Danse

Giselle ou le rêve romantique

La saison 2017/2018 de la saison du Ballet du Capitole s’ouvre sur l’archétype du ballet romantique, Giselle, dans la production que nous avait présenté Kader Belarbi en 2015.
C’est à la lecture de l’œuvre d’Henri Heine, De l’Allemagne, que Théophile Gautier, fervent admirateur de la Danse, trouve l’idée d’un ballet qui répondrait aux rêves littéraires de l’époque qui, de Nerval à Nodier et de Hugo au propre Gautier, aimaient à se perdre dans les régions imaginaires, peuplées d’ombres légères et fantastiques. Dans une lettre qu’il écrit à Henri Heine, Théophile Gautier lui évoque la genèse du ballet : « Mon cher Henri Heine, en feuilletant il y a quelque semaines votre beau livre De l’Allemagne, je tombai sur un endroit charmant, […] c’est le passage où vous parlez des Elfes à la robe blanche […], des Willis au teint de neige, à la valse impitoyable ; […] je m’écriais involontairement : Quel joli ballet on ferait avec cela ! Je pris même, dans un accès d’enthousiasme, une belle grande feuille de papier blanc et j’écrivis en haut, d’une superbe écriture moulée : les Willis, ballet ; puis je me pris à rire et jetai la feuille au rebut, me disant […] qu’il était impossible de traduire au théâtre cette poésie vaporeuse et nocturne, cette fantasmagorie voluptueusement sinistre, tous ces effets de légende et de ballade si peu en rapport avec nos habitudes… »

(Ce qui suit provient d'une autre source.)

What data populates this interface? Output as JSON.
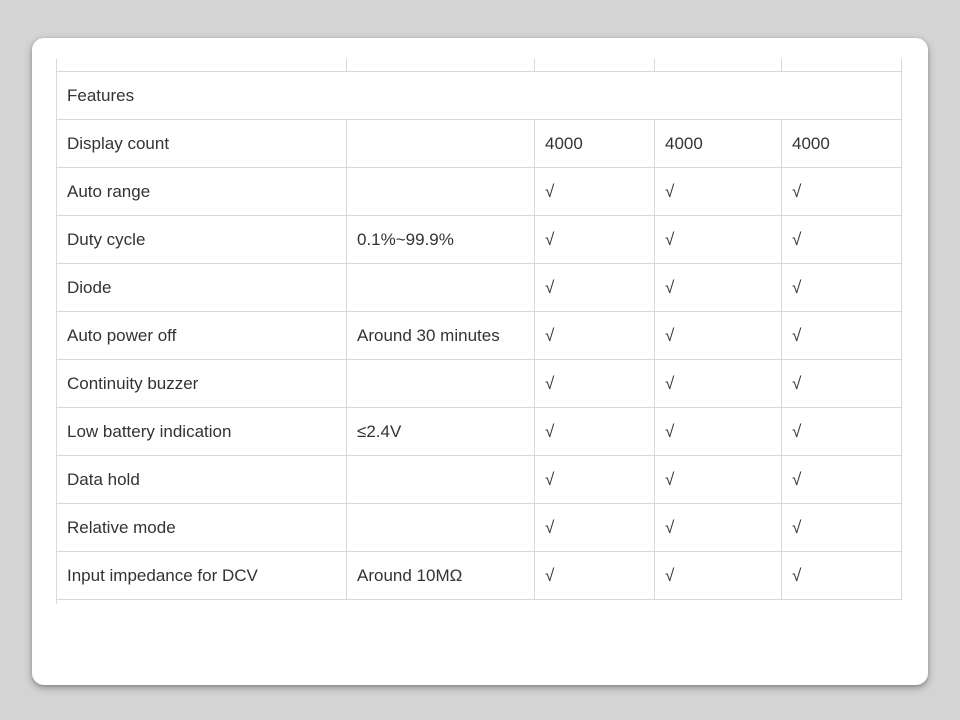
{
  "colors": {
    "page_background": "#d4d4d4",
    "card_background": "#ffffff",
    "table_border": "#d9d9d9",
    "text": "#333333"
  },
  "table": {
    "header_label": "Features",
    "check_glyph": "√",
    "rows": [
      {
        "feature": "Display count",
        "spec": "",
        "values": [
          "4000",
          "4000",
          "4000"
        ]
      },
      {
        "feature": "Auto range",
        "spec": "",
        "values": [
          "√",
          "√",
          "√"
        ]
      },
      {
        "feature": "Duty cycle",
        "spec": "0.1%~99.9%",
        "values": [
          "√",
          "√",
          "√"
        ]
      },
      {
        "feature": "Diode",
        "spec": "",
        "values": [
          "√",
          "√",
          "√"
        ]
      },
      {
        "feature": "Auto power off",
        "spec": "Around 30 minutes",
        "values": [
          "√",
          "√",
          "√"
        ]
      },
      {
        "feature": "Continuity buzzer",
        "spec": "",
        "values": [
          "√",
          "√",
          "√"
        ]
      },
      {
        "feature": "Low battery indication",
        "spec": "≤2.4V",
        "values": [
          "√",
          "√",
          "√"
        ]
      },
      {
        "feature": "Data hold",
        "spec": "",
        "values": [
          "√",
          "√",
          "√"
        ]
      },
      {
        "feature": "Relative mode",
        "spec": "",
        "values": [
          "√",
          "√",
          "√"
        ]
      },
      {
        "feature": "Input impedance for DCV",
        "spec": "Around 10MΩ",
        "values": [
          "√",
          "√",
          "√"
        ]
      }
    ]
  }
}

Le ballet Giselle avec Julie Charlet et Davit Galstyan © David Herrero

Et pourtant, avec la complicité de Jules Henri de Vernoy de Saint Georges pour le livret, celle d’Adolphe Adam pour la musique et celle enfin de Jean Coralli et Jules Perrot, Giselle a vu le jour le 28 juin 1841. Carlotta Grisi dansait le rôle-titre avec à ses côté Lucien Petipa en prince Albrecht.

D’autres grandes Giselle lui ont succédé : Anna Pavlova, Margot Fonteyn, Yvette Chauviré, Noëlla Pontois et plus près de nous Aurélie Dupont ou Svetlana Zakharova.

Sur la scène du Capitole nous retrouverons Julie Charlet et Natalia de Froberville, nouvellement promue 1ère soliste, avec comme partenaire Davit Galstyan et Ramiro Samón, lui aussi nommé récemment 1er soliste. Ils interprèteront la production de Kader Belarbi, qui offre une vision personnelle de ce ballet mythique, en particulier pour la chorégraphie du premier acte, fruit de recherches approfondies sur le sujet.

Nul doute que cette fois-ci encore le succès sera au rendez-vous, comme il l’a été en 2015. Et le bonheur des balletomanes sera complet avec la présence, dans la fosse, de l’orchestre sous la baguette de Nathan Fifield qui accentuera encore la magie de ce spectacle habillé par le très grand Olivier Bériot, dans les décors de Thierry Bosquet et les lumières de Sylvain Chevallot.